Senate Democrats and Obama oppose the piecemeal approach and continue to call on Republicans to approve the Senate-passed stopgap funding bill through Nov. 15 that has no provisions affecting the health care law. Senate Majority Whip Richard Durbin, D-Ill., challenged Boehner to allow a vote on the bill, which appears to have the support to pass on the votes of Democrats and moderate Republicans.
"What is (Boehner) so afraid of?" Durbin said on the Senate floor.
House Minority Leader Nancy Pelosi, D-Calif., has said she can deliver most of the Democrats' 200 House votes, and at least a dozen House Republicans have publicly said they would support a "clean" stopgap bill without provisions affecting the ACA.
One of those Republicans, Rep. Michael Grimm, R-N.Y., said he is working with a coalition of members and leadership to find a compromise. "I'm willing to do that and there are many members that are going to make that push," he told CNN's New Day.

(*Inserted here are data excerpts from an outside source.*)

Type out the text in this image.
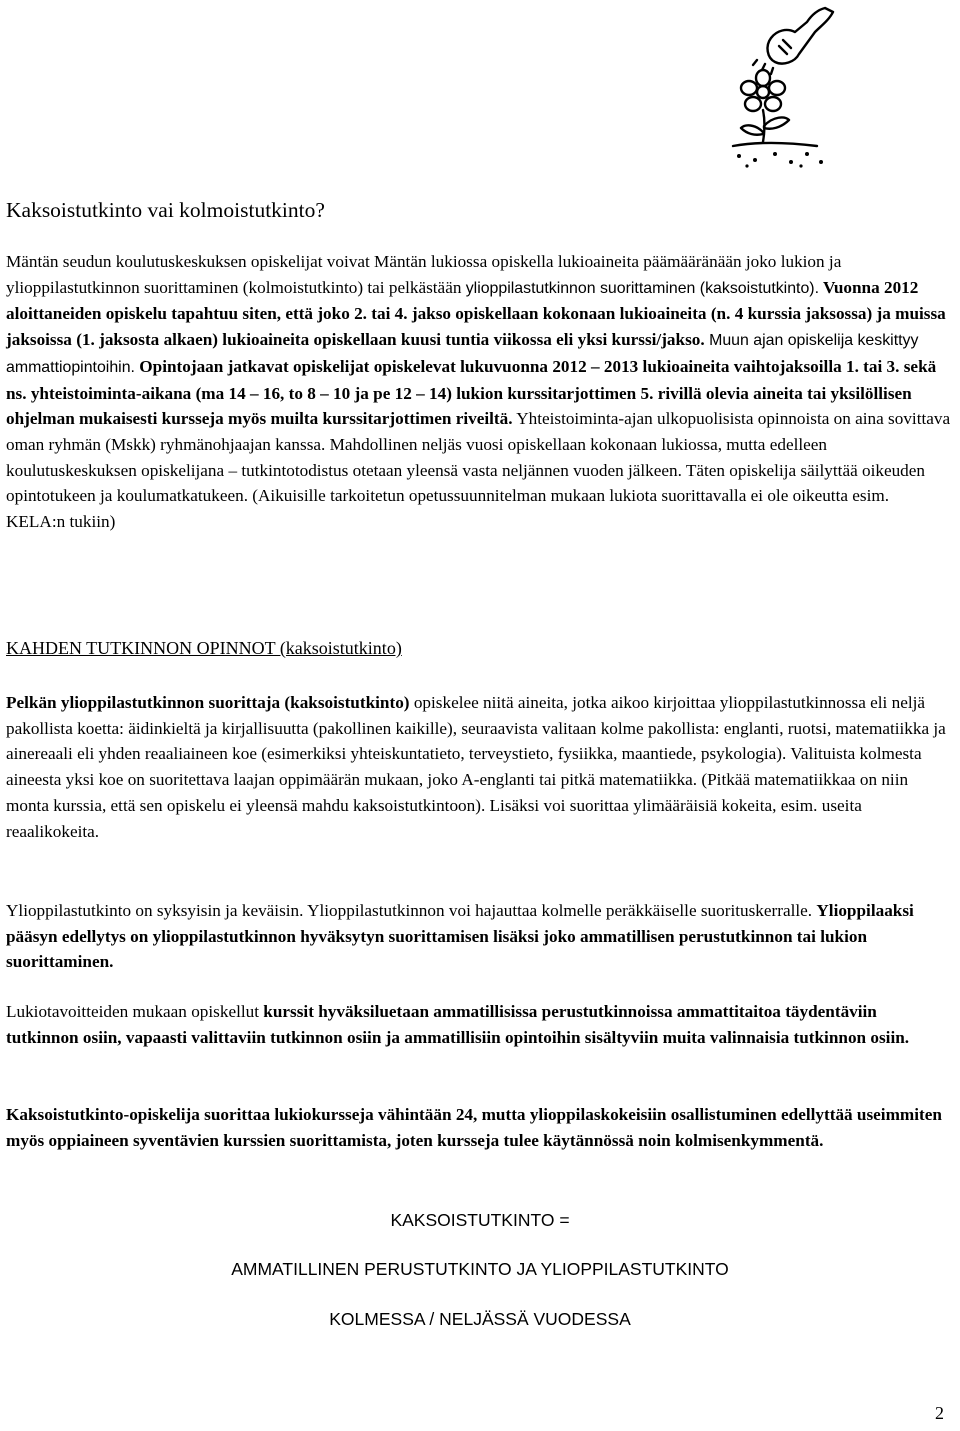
Kaksoistutkinto vai kolmoistutkinto?
Mäntän seudun koulutuskeskuksen opiskelijat voivat Mäntän lukiossa opiskella lukioaineita päämääränään joko lukion ja ylioppilastutkinnon suorittaminen (kolmoistutkinto) tai pelkästään ylioppilastutkinnon suorittaminen (kaksoistutkinto). Vuonna 2012 aloittaneiden opiskelu tapahtuu siten, että joko 2. tai 4. jakso opiskellaan kokonaan lukioaineita (n. 4 kurssia jaksossa) ja muissa jaksoissa (1. jaksosta alkaen) lukioaineita opiskellaan kuusi tuntia viikossa eli yksi kurssi/jakso. Muun ajan opiskelija keskittyy ammattiopintoihin. Opintojaan jatkavat opiskelijat opiskelevat lukuvuonna 2012 – 2013 lukioaineita vaihtojaksoilla 1. tai 3. sekä ns. yhteistoiminta-aikana (ma 14 – 16, to 8 – 10 ja pe 12 – 14) lukion kurssitarjottimen 5. rivillä olevia aineita tai yksilöllisen ohjelman mukaisesti kursseja myös muilta kurssitarjottimen riveiltä. Yhteistoiminta-ajan ulkopuolisista opinnoista on aina sovittava oman ryhmän (Mskk) ryhmänohjaajan kanssa. Mahdollinen neljäs vuosi opiskellaan kokonaan lukiossa, mutta edelleen koulutuskeskuksen opiskelijana – tutkintotodistus otetaan yleensä vasta neljännen vuoden jälkeen. Täten opiskelija säilyttää oikeuden opintotukeen ja koulumatkatukeen. (Aikuisille tarkoitetun opetussuunnitelman mukaan lukiota suorittavalla ei ole oikeutta esim. KELA:n tukiin)
KAHDEN TUTKINNON OPINNOT (kaksoistutkinto)
Pelkän ylioppilastutkinnon suorittaja (kaksoistutkinto) opiskelee niitä aineita, jotka aikoo kirjoittaa ylioppilastutkinnossa eli neljä pakollista koetta: äidinkieltä ja kirjallisuutta (pakollinen kaikille), seuraavista valitaan kolme pakollista: englanti, ruotsi, matematiikka ja ainereaali eli yhden reaaliaineen koe (esimerkiksi yhteiskuntatieto, terveystieto, fysiikka, maantiede, psykologia). Valituista kolmesta aineesta yksi koe on suoritettava laajan oppimäärän mukaan, joko A-englanti tai pitkä matematiikka. (Pitkää matematiikkaa on niin monta kurssia, että sen opiskelu ei yleensä mahdu kaksoistutkintoon). Lisäksi voi suorittaa ylimääräisiä kokeita, esim. useita reaalikokeita.
Ylioppilastutkinto on syksyisin ja keväisin. Ylioppilastutkinnon voi hajauttaa kolmelle peräkkäiselle suorituskerralle. Ylioppilaaksi pääsyn edellytys on ylioppilastutkinnon hyväksytyn suorittamisen lisäksi joko ammatillisen perustutkinnon tai lukion suorittaminen.
Lukiotavoitteiden mukaan opiskellut kurssit hyväksiluetaan ammatillisissa perustutkinnoissa ammattitaitoa täydentäviin tutkinnon osiin, vapaasti valittaviin tutkinnon osiin ja ammatillisiin opintoihin sisältyviin muita valinnaisia tutkinnon osiin.
Kaksoistutkinto-opiskelija suorittaa lukiokursseja vähintään 24, mutta ylioppilaskokeisiin osallistuminen edellyttää useimmiten myös oppiaineen syventävien kurssien suorittamista, joten kursseja tulee käytännössä noin kolmisenkymmentä.
KAKSOISTUTKINTO =
AMMATILLINEN PERUSTUTKINTO JA YLIOPPILASTUTKINTO
KOLMESSA / NELJÄSSÄ VUODESSA
2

Republicans are looking for ways to pass the stopgap bill and negotiate with Senate Democrats on a vote to raise the debt ceiling, the nation's borrowing limit.

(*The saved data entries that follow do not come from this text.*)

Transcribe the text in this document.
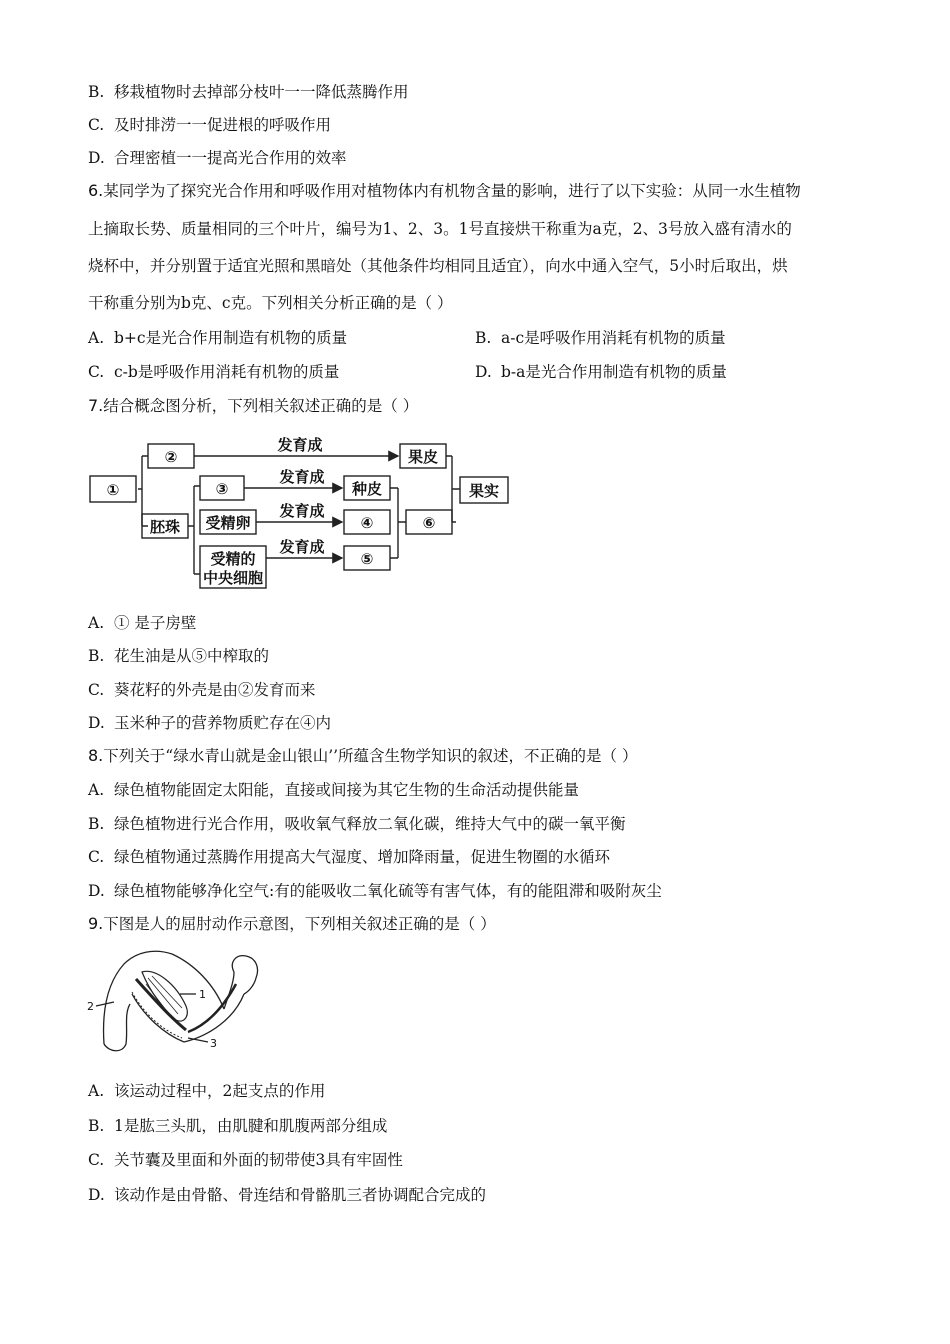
B. 移栽植物时去掉部分枝叶一一降低蒸腾作用
C. 及时排涝一一促进根的呼吸作用
D. 合理密植一一提高光合作用的效率
6.某同学为了探究光合作用和呼吸作用对植物体内有机物含量的影响，进行了以下实验：从同一水生植物
上摘取长势、质量相同的三个叶片，编号为1、2、3。1号直接烘干称重为a克，2、3号放入盛有清水的
烧杯中，并分别置于适宜光照和黑暗处（其他条件均相同且适宜），向水中通入空气，5小时后取出，烘
干称重分别为b克、c克。下列相关分析正确的是（ ）
A. b+c是光合作用制造有机物的质量	B. a-c是呼吸作用消耗有机物的质量
C. c-b是呼吸作用消耗有机物的质量	D. b-a是光合作用制造有机物的质量
7.结合概念图分析，下列相关叙述正确的是（ ）
①
②	果皮
胚珠
③	种皮
受精卵	④
受精的
中央细胞
⑤
⑥
果实
发育成
发育成
发育成
发育成
A. ① 是子房壁
B. 花生油是从⑤中榨取的
C. 葵花籽的外壳是由②发育而来
D. 玉米种子的营养物质贮存在④内
8.下列关于“绿水青山就是金山银山’’所蕴含生物学知识的叙述，不正确的是（ ）
A. 绿色植物能固定太阳能，直接或间接为其它生物的生命活动提供能量
B. 绿色植物进行光合作用，吸收氧气释放二氧化碳，维持大气中的碳一氧平衡
C. 绿色植物通过蒸腾作用提高大气湿度、增加降雨量，促进生物圈的水循环
D. 绿色植物能够净化空气:有的能吸收二氧化硫等有害气体，有的能阻滞和吸附灰尘
9.下图是人的屈肘动作示意图，下列相关叙述正确的是（ ）
1
2
3
A. 该运动过程中，2起支点的作用
B. 1是肱三头肌，由肌腱和肌腹两部分组成
C. 关节囊及里面和外面的韧带使3具有牢固性
D. 该动作是由骨骼、骨连结和骨骼肌三者协调配合完成的
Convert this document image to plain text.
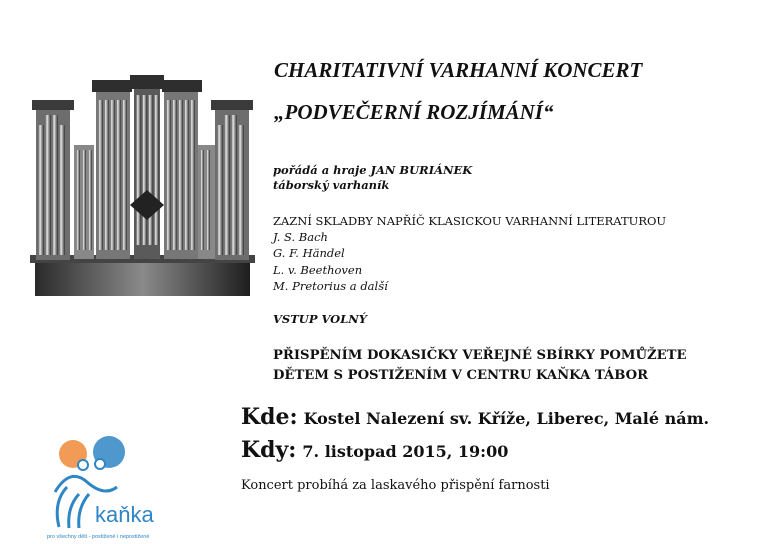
CHARITATIVNÍ VARHANNÍ KONCERT
„PODVEČERNÍ ROZJÍMÁNÍ“
pořádá a hraje JAN BURIÁNEK
táborský varhaník
ZAZNÍ SKLADBY NAPŘÍČ KLASICKOU VARHANNÍ LITERATUROU
J. S. Bach
G. F. Händel
L. v. Beethoven
M. Pretorius a další
VSTUP VOLNÝ
PŘISPĚNÍM DOKASIČKY VEŘEJNÉ SBÍRKY POMŮŽETE
DĚTEM S POSTIŽENÍM V CENTRU KAŇKA TÁBOR
Kde: Kostel Nalezení sv. Kříže, Liberec, Malé nám.
Kdy: 7. listopad 2015, 19:00
Koncert probíhá za laskavého přispění farnosti
kaňka
pro všechny děti - postižené i nepostižené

"There is a strong possibility, if (Democrats) were willing to at least sit down and listen to us, that we could put a package together to solve all of these problems at once so we can get the government funded, stop this shutdown and also deal with the debt ceiling so that we don't have another crisis a week or two away from now," Grimm said.
Obama and Reid have been equally insistent that they will not negotiate on the debt ceiling because of the economic risks posed by a default. However, the two budget deadlines overlap further with each day the government remains shut down.
Treasury Secretary Jack Lew advised Congress late Tuesday that he was exhausting the last measures before the debt ceiling is hit Oct. 17.
Senate GOP leaders said they'd like to resolve the two issues separately, but that it may not be possible. "Well, they are getting close to each other, aren't they? And I'd still like to resolve the current issue before we move on to the debt ceiling, but it's not exactly clear yet when that will be resolved," said Senate Minority Leader Mitch McConnell, R-Ky.
Obama met Wednesday with executives from the nation's largest financial institutions.
Financial Services Forum Chairman Lloyd Blankfein said in a statement that they urged a quick resolution to the debt ceiling increase. "While the current government shutdown is unfortunate, the impacts of a debt default would be magnitudes worse and should not even be considered a viable option," Blankfein said, "The economic damage associated with default or near-default would be severe and have serious consequences for the recovery of the U.S. and global economy."